>From my experience so far, most spammers do not send a test message to
see
>if the email is actually making it to the end-recipient.

Well, I have a James running for a year now with the SMTP port open.
Every mail coming from something else than 192.168.*.* and not for a
local user is forwarded to my admin account just before being rerouted
to NULL.

I've always (and only) received emails including my IP address either in
the subject or in the body. I have never received any other kind of
attempts from outside (like pure spam rerouting)...

-----Original Message-----
From: Tom Pridham [mailto:[EMAIL PROTECTED]
Sent: Monday, February 24, 2003 8:24 PM
To: James Users List
Subject: RE: Spam Honeypot


That is exactly my plan....I will place my honeypot server on the
internet,
open up port 25, capture all the gory details, and then dump the email
to
null.

>From my experience so far, most spammers do not send a test message to
see
if the email is actually making it to the end-recipient.

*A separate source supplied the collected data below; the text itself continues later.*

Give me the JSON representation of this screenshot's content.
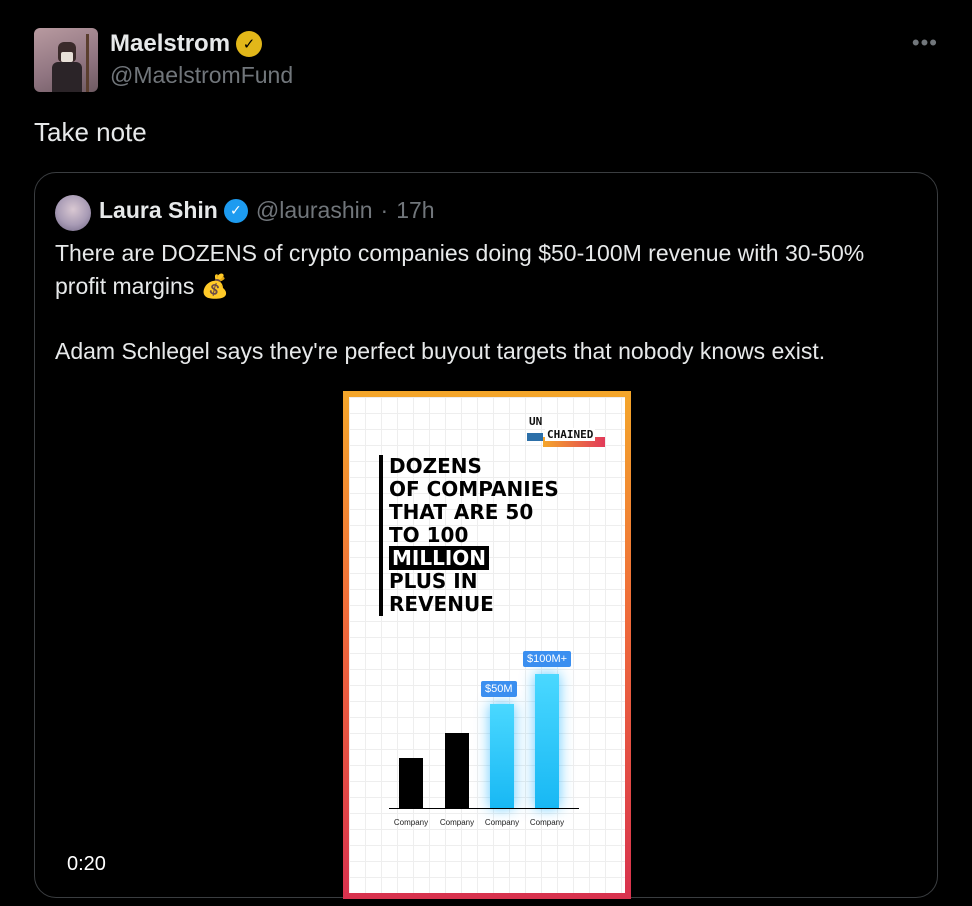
{
  "tweet": {
    "author_name": "Maelstrom",
    "author_handle": "@MaelstromFund",
    "more_icon": "more-horizontal-icon",
    "text": "Take note"
  },
  "quoted": {
    "author_name": "Laura Shin",
    "author_handle": "@laurashin",
    "separator": "·",
    "time": "17h",
    "paragraph1": "There are DOZENS of crypto companies doing $50-100M revenue with 30-50% profit margins 💰",
    "paragraph2": "Adam Schlegel says they're perfect buyout targets that nobody knows exist.",
    "video_duration": "0:20"
  },
  "media": {
    "logo_line1": "UN",
    "logo_line2": "CHAINED",
    "headline_lines": [
      "DOZENS",
      "OF COMPANIES",
      "THAT ARE 50",
      "TO 100"
    ],
    "headline_highlight": "MILLION",
    "headline_tail": [
      "PLUS IN",
      "REVENUE"
    ],
    "bar_labels": [
      "Company",
      "Company",
      "Company",
      "Company"
    ],
    "value_label_1": "$50M",
    "value_label_2": "$100M+"
  },
  "colors": {
    "background": "#000000",
    "verified_blue": "#1d9bf0",
    "verified_gold": "#e2b719",
    "muted_text": "#71767b"
  }
}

Thanks to the availibility of cheap dedicated servers (i.e. ServerBeach,
Nocster etc), this is a fun and cheap experiment.

Ever wonder how spammers survive?  Here is the best article I've read on
that topic in awhile:

http://www.wired.com/news/infostructure/0,1377,57613,00.html



-----Original Message-----
From: Noel J. Bergman [mailto:[EMAIL PROTECTED]
Sent: Monday, February 24, 2003 1:27 PM
To: James Users List
Subject: RE: Spam Honeypot


> i saw the same. however, how is he going to be an 'open relay'
> (to attract spammers) and then be dumping stuff to null?

You don't need to do anything to attract spammers; they just show up.
You
don't need to do anything to be probed for being an open relay other
than
have an available SMTP port on the internet.  Your IP will be probed.  I
recently installed a computer on broadband for my uncle.  Within 5
minutes
of enabling his computer, the firewall reported the first probes.
People
looking for SMTP, MS SQL, and other exploits.

My own firewall tracks in excess of 20 GIGABYTES of probes per month,
all
courtesy of Windows machines.

Our public mail server blocks anywhere from a few 100 spams per day to
1500+.  They seem to run in waves.  The numbers were much higher when we
first started the server, but they seem to have dropped off; perhaps the
spambots are realizing that we aren't productive for them.

In any event, since he isn't actively rejecting them (from their
perspective), they'll assume that he is an open relay.  Unlike DNSRBL
scanners, which wait to get a reply.